Tuesday, April 01, 2008


Eric Bibb – Get Onboard (Telarc).

Recorded in Nashville, Get Onboard has been on the production line since May 2007 and Bibb says that it has been one of the most exciting projects of his career. He hits the nail on the head when he says “It’s a further exploration into the place where blues meets gospel and soul”. He uses the best session musicians around as well as special guests Bonnie Raitt and Ruthie Foster. The soulful and spiritual Spirit I Am is a great opener and Bibb’s sweet voice will smother you in honey. The Promised Land is bluesy and bouncy and New Beale Street Blues is a jazzy, New Orleans blues. The latter is another tribute to the great city that is still recovering from Katrina. The eponymous title track has a vocal that is so sweet and so clear. It also has great harmonies and he has more soul than heaven itself. If Our Hearts Ain’t In It has Bonnie Raitt on slide guitar and a big production to match. All I can say about Pockets is that it is an Eric Bibb song if there could ever be one. The voice, the gentle approach and the understated instrumentation are his hallmarks.

The gentle acoustic vibes continue with River Blues, which is not, as the title suggests, a blues in the truest meaning of the word. This is followed by Deep In My Soul and that’s where he has rested. Folk, country, gospel it covers so much. Conversation is a slow, precise and heartfelt blues duet with Ruthie Foster and the understated brilliance of God’s Kingdom has, as the title suggests, Gospel overtones Step By Step stays much in the same vein and the final track, Stayed On Freedom, lifts the pace a little with a country blues.
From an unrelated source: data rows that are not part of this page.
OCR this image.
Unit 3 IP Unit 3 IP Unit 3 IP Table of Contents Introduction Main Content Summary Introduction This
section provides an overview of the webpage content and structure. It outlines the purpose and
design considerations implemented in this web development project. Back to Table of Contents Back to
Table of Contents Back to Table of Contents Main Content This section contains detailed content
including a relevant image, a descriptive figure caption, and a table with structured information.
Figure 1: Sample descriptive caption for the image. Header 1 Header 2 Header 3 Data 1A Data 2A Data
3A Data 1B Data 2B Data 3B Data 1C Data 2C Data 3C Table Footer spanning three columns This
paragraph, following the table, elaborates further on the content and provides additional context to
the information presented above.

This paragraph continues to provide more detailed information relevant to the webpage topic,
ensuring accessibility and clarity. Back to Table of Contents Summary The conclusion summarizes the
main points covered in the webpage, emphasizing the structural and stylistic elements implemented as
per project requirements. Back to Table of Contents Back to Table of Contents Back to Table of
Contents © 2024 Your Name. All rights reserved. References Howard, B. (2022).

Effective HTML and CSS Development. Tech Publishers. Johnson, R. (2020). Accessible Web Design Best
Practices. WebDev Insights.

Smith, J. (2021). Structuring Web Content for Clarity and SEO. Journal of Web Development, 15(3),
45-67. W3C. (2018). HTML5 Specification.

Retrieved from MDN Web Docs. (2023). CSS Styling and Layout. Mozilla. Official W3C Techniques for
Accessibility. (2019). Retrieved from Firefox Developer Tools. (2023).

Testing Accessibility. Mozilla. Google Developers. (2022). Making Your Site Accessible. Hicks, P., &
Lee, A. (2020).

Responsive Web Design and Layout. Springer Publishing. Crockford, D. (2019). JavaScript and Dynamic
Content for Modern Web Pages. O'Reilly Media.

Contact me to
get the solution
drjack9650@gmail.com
This arrangement of the Civil Rights anthem, which in turn was adapted from a traditional spiritual, hits the spot

Eric, and his producer Glen Scott, may just have unleashed a future classic.

http://www.ericbibb.com/

David Blue.

1 comment:

Catherine Todd said...

Dear David, thanks so much for posting this review of Eric Bibb & Bonnie Raitt's "If Our Hearts Ain't In It" on his new CD "Get Onboard."

I've been listening to it non-stop as a download from iTunes; fanstastic. Georgeous for body, mind and soul. It's a real healing path for a soul that was lost and now, just might be found. Thank you all, again and again! Yours, Catherine Todd

P.S. I knew a "David Blue" back in NYC at the Gaslight many years ago, in the early 1970's. I read that he had a heart attack jogging in Central Park, and I thought he had died. If you are him, then it must not be true. If you aren't him, thanks for jogging my memory a little bit about "the good old days!" He was an excellent musician and a very nice guy.